Information hierarchies are difficult to express when real-world space or time constraints force traversing the hierarchy in linear presentations, such as in educational books and classroom courses. We present booc.io, which allows linear and non-linear presentation and navigation of educational concepts and material. To support a breadth of material for each concept, booc.io is Web based, which allows adding material such as lecture slides, book chapters, videos, and LTIs. A visual interface assists the creation of the needed hierarchical structures. The goals of our system were formed in expert interviews, and we explain how our design meets these goals. We adapt a real-world course into booc.io, and perform introductory qualitative evaluation with students.

Guidelines for Effective Usage of Text Highlighting Techniques
Strobelt H, Oelke D, Kwon BC, Schreck T, Pfister H. Guidelines for Effective Usage of Text Highlighting Techniques. IEEE Transactions on Visualization and Computer Graphics 2016;22(1):489-498.
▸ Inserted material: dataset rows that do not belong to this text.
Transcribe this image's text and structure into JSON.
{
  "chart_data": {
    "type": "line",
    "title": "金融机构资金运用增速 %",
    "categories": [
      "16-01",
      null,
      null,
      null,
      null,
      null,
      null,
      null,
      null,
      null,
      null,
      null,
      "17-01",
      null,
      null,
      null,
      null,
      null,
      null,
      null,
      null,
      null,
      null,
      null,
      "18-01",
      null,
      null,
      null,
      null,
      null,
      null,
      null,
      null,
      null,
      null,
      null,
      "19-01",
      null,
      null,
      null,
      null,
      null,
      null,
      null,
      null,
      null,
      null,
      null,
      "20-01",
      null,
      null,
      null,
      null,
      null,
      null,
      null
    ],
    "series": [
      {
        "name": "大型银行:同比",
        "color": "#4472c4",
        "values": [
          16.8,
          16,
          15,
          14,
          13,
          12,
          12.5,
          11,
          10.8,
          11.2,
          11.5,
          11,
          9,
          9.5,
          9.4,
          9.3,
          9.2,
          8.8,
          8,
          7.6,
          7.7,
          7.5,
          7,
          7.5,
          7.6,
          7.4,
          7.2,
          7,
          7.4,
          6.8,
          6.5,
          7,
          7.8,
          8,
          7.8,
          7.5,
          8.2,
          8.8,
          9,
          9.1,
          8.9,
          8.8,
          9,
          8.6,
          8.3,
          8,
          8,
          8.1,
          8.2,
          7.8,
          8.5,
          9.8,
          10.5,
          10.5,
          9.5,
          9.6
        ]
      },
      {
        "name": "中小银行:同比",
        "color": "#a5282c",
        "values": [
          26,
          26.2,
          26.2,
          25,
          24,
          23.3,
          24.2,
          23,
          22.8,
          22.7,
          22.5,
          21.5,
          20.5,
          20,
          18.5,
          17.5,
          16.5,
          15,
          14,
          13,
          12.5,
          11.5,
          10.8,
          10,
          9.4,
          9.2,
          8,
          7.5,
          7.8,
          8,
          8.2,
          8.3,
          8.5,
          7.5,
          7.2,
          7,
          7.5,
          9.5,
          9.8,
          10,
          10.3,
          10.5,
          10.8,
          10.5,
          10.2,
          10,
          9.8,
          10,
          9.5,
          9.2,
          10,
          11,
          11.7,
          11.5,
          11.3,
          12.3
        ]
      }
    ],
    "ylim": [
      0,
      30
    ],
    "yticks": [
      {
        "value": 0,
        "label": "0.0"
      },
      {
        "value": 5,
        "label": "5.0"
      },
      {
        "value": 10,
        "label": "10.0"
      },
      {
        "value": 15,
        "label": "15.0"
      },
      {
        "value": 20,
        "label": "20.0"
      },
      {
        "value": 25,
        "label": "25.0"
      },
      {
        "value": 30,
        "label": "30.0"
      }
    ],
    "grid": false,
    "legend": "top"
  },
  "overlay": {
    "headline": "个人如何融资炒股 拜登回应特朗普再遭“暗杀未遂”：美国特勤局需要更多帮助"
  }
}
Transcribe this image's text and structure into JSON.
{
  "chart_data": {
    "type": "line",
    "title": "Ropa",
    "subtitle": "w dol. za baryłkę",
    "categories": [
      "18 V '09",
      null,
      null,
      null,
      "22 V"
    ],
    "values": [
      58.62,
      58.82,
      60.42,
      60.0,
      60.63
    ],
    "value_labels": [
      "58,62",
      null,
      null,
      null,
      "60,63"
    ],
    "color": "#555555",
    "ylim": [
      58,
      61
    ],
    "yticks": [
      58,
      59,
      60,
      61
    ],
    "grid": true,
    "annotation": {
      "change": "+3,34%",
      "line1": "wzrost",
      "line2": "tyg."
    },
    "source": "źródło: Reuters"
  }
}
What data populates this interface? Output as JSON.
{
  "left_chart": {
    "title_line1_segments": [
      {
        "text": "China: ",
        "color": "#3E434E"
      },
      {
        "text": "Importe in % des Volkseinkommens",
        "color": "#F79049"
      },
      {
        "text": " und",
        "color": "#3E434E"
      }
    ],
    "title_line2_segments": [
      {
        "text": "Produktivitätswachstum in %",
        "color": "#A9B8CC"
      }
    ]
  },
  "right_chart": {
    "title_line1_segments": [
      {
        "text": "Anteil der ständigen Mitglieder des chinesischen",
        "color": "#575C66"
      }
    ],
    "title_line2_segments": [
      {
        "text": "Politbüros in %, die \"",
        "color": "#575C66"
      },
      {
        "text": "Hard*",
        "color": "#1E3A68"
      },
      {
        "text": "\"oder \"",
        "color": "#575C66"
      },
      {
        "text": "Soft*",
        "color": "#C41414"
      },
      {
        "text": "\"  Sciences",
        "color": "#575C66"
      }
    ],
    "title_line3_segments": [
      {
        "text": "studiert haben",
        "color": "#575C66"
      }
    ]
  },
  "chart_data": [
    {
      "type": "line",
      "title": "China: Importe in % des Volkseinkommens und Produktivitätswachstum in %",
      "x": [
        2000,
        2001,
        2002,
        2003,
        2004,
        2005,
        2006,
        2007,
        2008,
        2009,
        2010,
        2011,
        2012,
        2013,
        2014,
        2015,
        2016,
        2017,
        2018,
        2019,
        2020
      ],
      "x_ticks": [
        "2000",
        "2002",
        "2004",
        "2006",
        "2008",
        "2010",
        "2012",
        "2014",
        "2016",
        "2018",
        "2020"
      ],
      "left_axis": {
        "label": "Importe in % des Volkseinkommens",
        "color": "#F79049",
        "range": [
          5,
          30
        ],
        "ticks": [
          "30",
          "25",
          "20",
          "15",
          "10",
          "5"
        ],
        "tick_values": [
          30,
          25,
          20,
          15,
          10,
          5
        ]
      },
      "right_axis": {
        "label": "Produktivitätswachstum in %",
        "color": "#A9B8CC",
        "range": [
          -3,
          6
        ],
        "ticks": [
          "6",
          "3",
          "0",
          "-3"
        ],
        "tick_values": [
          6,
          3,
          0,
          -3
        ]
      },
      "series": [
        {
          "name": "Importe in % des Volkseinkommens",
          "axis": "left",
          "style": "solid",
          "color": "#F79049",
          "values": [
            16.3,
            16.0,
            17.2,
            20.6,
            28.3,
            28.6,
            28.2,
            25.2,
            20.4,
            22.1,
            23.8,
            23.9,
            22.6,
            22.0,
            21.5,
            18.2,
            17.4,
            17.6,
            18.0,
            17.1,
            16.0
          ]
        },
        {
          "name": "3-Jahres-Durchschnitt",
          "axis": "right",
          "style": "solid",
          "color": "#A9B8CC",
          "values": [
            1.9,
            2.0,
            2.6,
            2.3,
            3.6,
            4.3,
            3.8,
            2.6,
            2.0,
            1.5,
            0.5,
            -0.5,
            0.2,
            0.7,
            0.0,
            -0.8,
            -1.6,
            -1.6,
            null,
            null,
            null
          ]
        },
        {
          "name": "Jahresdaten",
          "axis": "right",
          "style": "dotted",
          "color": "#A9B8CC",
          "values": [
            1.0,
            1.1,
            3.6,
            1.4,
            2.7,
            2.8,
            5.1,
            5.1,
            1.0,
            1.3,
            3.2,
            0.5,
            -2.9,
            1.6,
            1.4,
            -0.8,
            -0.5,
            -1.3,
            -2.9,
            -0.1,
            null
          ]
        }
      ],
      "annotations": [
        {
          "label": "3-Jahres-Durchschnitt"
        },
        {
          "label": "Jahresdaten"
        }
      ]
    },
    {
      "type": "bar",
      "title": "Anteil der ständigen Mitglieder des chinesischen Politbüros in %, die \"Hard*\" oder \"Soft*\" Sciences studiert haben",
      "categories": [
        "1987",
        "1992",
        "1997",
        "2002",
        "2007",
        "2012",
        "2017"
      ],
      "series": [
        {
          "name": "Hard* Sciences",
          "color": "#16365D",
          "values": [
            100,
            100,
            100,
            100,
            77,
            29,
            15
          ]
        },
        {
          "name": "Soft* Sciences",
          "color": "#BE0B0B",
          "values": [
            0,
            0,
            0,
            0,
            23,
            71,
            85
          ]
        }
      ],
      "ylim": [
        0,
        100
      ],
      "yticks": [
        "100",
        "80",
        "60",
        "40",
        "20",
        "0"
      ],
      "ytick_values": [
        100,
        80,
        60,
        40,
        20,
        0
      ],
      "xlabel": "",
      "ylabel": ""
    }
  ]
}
Semi-automatic text analysis involves manual inspection of text. Often, different text annotations (like part-of-speech or named entities) are indicated by using distinctive text highlighting techniques. In typesetting there exist well-known formatting conventions, such as bold typeface, italics, or background coloring, that are useful for highlighting certain parts of a given text. Also, many advanced techniques for visualization and highlighting of text exist; yet, standard typesetting is common, and the effects of standard typesetting on the perception of text are not fully understood. As such, we surveyed and tested the effectiveness of common text highlighting techniques, both individually and in combination, to discover how to maximize pop-out effects while minimizing visual interference between techniques. To validate our findings, we conducted a series of crowd-sourced experiments to determine: i) a ranking of nine commonly-used text highlighting techniques; ii) the degree of visual interference between pairs of text highlighting techniques; iii) the effectiveness of techniques for visual conjunctive search. Our results show that increasing font size works best as a single highlighting technique, and that there are significant visual interferences between some pairs of highlighting techniques. We discuss the pros and cons of different combinations as a design guideline to choose text highlighting techniques for text viewers.